Портер думал об этом, но ответа так и не нашел.
– Я был молодой, такой же, как и ты сейчас. Это было наитие. Однажды утром я проснулся и почувствовал потребность взяться за перо. Родители решили, что мои записи – обычные выдумки.
Тут он понял, что портрет, который Айша рисовала в книге,– портрет ребенка.
Остро заточенным концом карандаша она осторожно выделила пухлые ангельские щечки.
– Зеленый – интересный выбор. Случайностей не бывает. У нас, друзов, есть пять священных цветов. Желтый – аль-калима. Желтый – это слово. Синий – ас-сахик, духовная сила, сила воли. Белый определяет реальность того, что дает сила синего цвета. Но ты выбрал аль-акль. Зеленый – это разум, а разум постигает истину. Ты избрал зеленый цвет, потому что ты понимаешь разум.
– Я психиатр, если ты это имеешь в виду.
– В этой жизни,– добавила девочка.
Портер пригляделся с ней повнимательней. Айша держала в пальцах карандаш очень знакомым способом – его собственным. Девятилетняя девочка была такой же, что и он в детстве,– мудрой и всезнающей, вынужденной сражаться с ночными кошмарами и постигать их.
Айша сидела в тени, покрывая страницу карандашными штрихами. Закончив рисунок, она протянула книжку Портеру.
– Готово,– сказала девочка.– Настало «седьмое испытание».
Голова младенца, не больше месяца от роду, была отрезана и насажена на палку.

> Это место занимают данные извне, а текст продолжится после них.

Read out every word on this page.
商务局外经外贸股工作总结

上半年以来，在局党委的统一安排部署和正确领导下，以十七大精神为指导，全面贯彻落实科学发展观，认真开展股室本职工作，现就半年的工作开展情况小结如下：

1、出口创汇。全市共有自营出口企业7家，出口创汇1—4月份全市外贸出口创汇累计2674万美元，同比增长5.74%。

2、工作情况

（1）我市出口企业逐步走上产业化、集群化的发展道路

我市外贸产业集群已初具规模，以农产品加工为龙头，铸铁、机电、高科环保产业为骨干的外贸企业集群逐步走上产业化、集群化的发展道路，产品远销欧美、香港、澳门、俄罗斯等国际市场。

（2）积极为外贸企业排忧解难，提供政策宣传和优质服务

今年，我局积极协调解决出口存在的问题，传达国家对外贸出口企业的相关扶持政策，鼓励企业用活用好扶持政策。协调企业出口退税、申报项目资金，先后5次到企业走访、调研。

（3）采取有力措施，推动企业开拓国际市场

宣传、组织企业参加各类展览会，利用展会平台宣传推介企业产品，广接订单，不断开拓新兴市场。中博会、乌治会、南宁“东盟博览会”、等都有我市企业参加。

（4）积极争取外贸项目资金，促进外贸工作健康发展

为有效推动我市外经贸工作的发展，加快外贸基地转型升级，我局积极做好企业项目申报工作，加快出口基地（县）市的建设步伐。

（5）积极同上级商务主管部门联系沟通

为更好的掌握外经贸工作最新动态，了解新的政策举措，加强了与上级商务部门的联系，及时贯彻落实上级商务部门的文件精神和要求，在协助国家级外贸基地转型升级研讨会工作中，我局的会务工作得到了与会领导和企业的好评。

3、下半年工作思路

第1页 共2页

Портер застыл от ужаса. Потом перелистал страницы. Книгу заполняли записки на разных языках и непристойные, жуткие рисунки и наброски. Доктор ужаснулся не тому, что эти рисунки были страшными, а тому, что когда-то он сам рисовал эти кровавые и мерзкие сцены. Содержание красной книги девочки напоминало зеленый блокнот доктора. Большинство набросков совпадало во всех подробностях.
Это приходило в ночных кошмарах к мальчику с молочной фермы неподалеку от Кентербери. Интуиция увела его вдаль от зеленых берегов Англии, на поиски истины. Такова была его жизнь.
– Это для него,– сказала Айша.– Для того, кого ты поведешь.
«О ком это она?»
– Эта книга красная,– продолжала девочка.– Красный – ах-нахтс. Душа. То, что я писала, предназначается для души Киклада.